If the language only uses a single-byte CCSID, the mixed and double-byte CCSIDs in the CCSID set default to the reserved CCSID 65534. Due to the complexity and high number of the characters of some languages such as Chinese and Japanese, these character sets use double-byte and mixed character sets. All the single-byte and mixed CCSIDs are stored in the macro called DSNHDECP in the DB2 UDB for z/OS subsystem parameter job. In addition, the DB2 UDB for z/OS catalog table SYSIBM.SYSSTRINGS has to point to a conversion table for all required code page conversions.
DB2 UDB for z/OS uses the ASCII CCSID value to perform conversion of character data that is received from ASCII external sources, including other databases. You must specify a value for the ASCII CCSID field, even if you do not have or plan to create ASCII-encoded objects.
To store data in ASCII format in a table, you can use the CREATE statement with the CCSID ASCII clause at the table, table space, or database level. For example, at the table level use the CREATE TABLE statement as follows: CREATE TABLE T1 (C1 int CCSID ASCII, C2 char(10) CCSID ASCII)

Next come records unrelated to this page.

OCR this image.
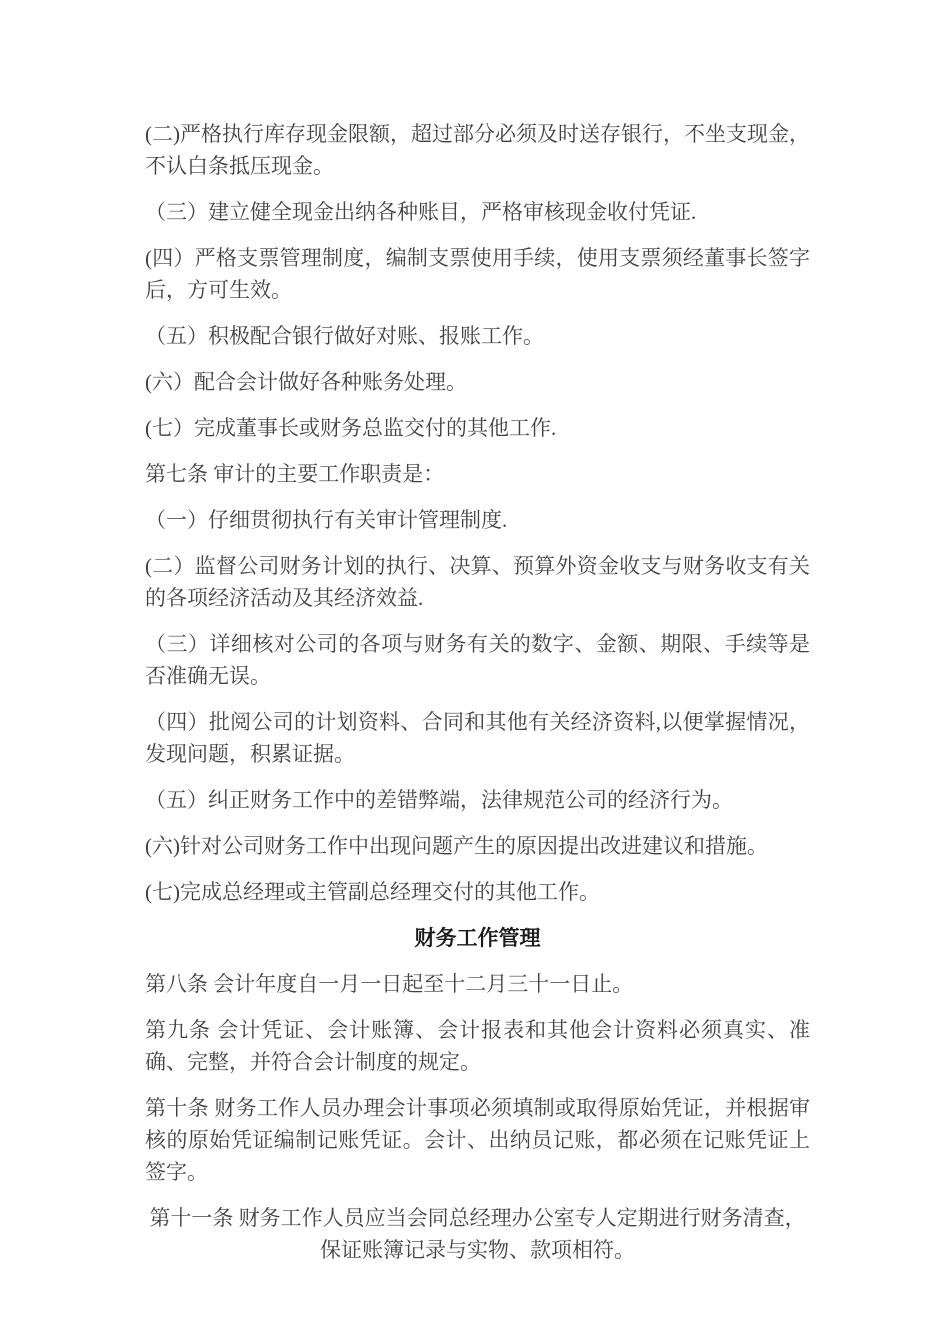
(二)严格执行库存现金限额，超过部分必须及时送存银行，不坐支现金，不认白条抵压现金。

（三）建立健全现金出纳各种账目，严格审核现金收付凭证.

(四）严格支票管理制度，编制支票使用手续，使用支票须经董事长签字后，方可生效。

（五）积极配合银行做好对账、报账工作。

(六）配合会计做好各种账务处理。

(七）完成董事长或财务总监交付的其他工作.

第七条 审计的主要工作职责是：

（一）仔细贯彻执行有关审计管理制度.

(二）监督公司财务计划的执行、决算、预算外资金收支与财务收支有关的各项经济活动及其经济效益.

（三）详细核对公司的各项与财务有关的数字、金额、期限、手续等是否准确无误。

（四）批阅公司的计划资料、合同和其他有关经济资料,以便掌握情况，发现问题，积累证据。

（五）纠正财务工作中的差错弊端，法律规范公司的经济行为。

(六)针对公司财务工作中出现问题产生的原因提出改进建议和措施。

(七)完成总经理或主管副总经理交付的其他工作。

财务工作管理

第八条 会计年度自一月一日起至十二月三十一日止。

第九条 会计凭证、会计账簿、会计报表和其他会计资料必须真实、准确、完整，并符合会计制度的规定。

第十条 财务工作人员办理会计事项必须填制或取得原始凭证，并根据审核的原始凭证编制记账凭证。会计、出纳员记账，都必须在记账凭证上签字。

第十一条 财务工作人员应当会同总经理办公室专人定期进行财务清查，保证账簿记录与实物、款项相符。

CREATE TABLE T1 (C1 int CCSID ASCII, C2 char(10) CCSID ASCII)
The CCSID ASCII value from the above CREATE TABLE statement is taken from panel DSNTIPF.
The following statements use the default encoding scheme specified in panel DSNTIPF:
If the CCSID values of the DSNTIPF panel fields are not correct, character conversion produces incorrect results. The correct CCSID identifies the coded character set that is supported by your site’s I/O devices, local applications such as IMS and QMF, and remote applications such as CICS Transaction Server.
Never change the CCSIDs of an existing DB2 UDB for z/OS system without specific guidance from IBM DB2 UDB Technical Support; otherwise you may corrupt your data!
The previous sections showed how the code page value can be determined and changed for an application or database in different platforms. This section describes the character conversion process using two generic scenarios. (It assumes the code page value for the application and the database have already been established). The fundamental rule of the conversion process is that the receiving system will always perform the code page conversion.
This generic scenario shown in Figure 7 represents such cases as:
Application running on z/OS client to DB2 UDB for z/OS server
This generic scenario, shown in Figure 8, represents such cases as:
Application running on Linux, UNIX, or Windows client to DB2 UDB for z/OS
In Figures 7 and 8, when the operating system where the application runs is Linux, UNIX, or Windows, a DB2 UDB for Linux, UNIX, and Windows client may need to be installed. If the application is written in Java using the JDBC Type 4 driver, a DB2 UDB for Linux, UNIX, and Windows client is not required.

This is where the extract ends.